The severity of intimidation in construction was recently brought to her attention during a training session in Texas. The towerhand has been in the industry for eight years and wanted to share his experience and quickly found out others had seen the same behavior. Gill said the tech, upon introducing himself at the job site was put under pressure to perform unsafe acts on the job.  

“My student sent me a photo of him when he first started,” Gill said, “and had to promise to never show his face, but bring awareness to something he has not forgotten. He was ‘bullied’ into taking his harness off while on the tower because the rest of the crew had removed their PPE.” Gill said he refused and that’s when the name calling began. Finally, she said, he gave into the peer pressure. She said she’s heard many similar stories and others that have accepted intimidation as normal behavior and coercing a coworker into something that may cause harm to oneself. 

Gill said the intimidation factor can even follow a tower climber home, causing deeper anxiety and even depression. She cited statistics from the construction industry that touch on the same dynamics found in the tower industry and their saddest result, suicide. One study* on intimidation showed that 18 percent of bully-victims, 13 percent  of bullies, and 10 percent of victims experienced depression. According to the U.S. Centers for Disease Control and Prevention. the construction and extraction industries have the second-highest rate of suicide: 53.3 per 100,000 workers. 

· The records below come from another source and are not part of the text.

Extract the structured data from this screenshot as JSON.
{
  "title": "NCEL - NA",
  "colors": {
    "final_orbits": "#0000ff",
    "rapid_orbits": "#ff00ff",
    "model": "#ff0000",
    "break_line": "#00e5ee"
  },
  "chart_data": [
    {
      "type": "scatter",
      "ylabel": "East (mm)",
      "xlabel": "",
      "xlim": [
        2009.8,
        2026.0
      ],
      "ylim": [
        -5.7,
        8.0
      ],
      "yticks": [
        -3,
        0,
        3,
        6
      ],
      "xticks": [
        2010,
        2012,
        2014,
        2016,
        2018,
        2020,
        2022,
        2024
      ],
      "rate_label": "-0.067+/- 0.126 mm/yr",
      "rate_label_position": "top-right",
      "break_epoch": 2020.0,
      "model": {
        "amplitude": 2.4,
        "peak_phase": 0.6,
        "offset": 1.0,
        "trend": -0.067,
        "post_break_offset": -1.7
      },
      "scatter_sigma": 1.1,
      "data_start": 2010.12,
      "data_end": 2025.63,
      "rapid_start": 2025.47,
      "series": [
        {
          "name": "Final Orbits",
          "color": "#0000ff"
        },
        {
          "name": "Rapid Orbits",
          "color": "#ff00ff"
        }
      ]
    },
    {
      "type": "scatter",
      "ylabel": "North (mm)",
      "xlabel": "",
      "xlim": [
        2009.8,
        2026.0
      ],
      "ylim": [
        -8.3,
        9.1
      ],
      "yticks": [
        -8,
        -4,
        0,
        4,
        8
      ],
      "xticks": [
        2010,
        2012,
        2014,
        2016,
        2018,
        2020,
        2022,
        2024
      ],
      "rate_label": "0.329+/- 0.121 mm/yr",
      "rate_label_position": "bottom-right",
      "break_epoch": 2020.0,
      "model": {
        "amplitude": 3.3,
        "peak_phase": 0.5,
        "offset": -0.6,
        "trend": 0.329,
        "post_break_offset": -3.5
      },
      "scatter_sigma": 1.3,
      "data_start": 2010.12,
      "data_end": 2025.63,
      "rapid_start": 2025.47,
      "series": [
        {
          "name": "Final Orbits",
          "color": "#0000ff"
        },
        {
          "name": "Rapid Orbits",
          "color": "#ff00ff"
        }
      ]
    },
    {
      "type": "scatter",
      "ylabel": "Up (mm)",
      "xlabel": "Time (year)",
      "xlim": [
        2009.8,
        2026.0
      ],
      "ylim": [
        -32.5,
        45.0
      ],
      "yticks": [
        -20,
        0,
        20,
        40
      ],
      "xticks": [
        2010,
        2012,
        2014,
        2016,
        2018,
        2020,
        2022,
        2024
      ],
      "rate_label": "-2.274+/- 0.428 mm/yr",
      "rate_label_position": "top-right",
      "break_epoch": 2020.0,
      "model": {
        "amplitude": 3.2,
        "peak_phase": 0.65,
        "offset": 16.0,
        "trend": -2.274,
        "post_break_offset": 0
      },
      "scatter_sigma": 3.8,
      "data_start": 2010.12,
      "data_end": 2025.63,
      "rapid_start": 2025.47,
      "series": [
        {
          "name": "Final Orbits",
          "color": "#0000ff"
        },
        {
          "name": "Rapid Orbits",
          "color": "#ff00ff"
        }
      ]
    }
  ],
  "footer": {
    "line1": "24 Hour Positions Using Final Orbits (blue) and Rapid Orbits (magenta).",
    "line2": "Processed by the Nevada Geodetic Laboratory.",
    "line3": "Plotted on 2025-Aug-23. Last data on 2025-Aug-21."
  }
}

“In construction, and tower construction is no exception,” Gill said, “employees have too much or too little work to do. Along with deadlines, physical demands of the job, extreme working conditions, lack of management support, unclear communication and engineering already approved construction drawings, it can get to be too much.”

Gill said German psychologist Kurt Lewin, wrote that behavior is a function of the interaction between the individual and his or her environment. “Addressing the behavior starts with the interaction between all of us and the environment,” she said.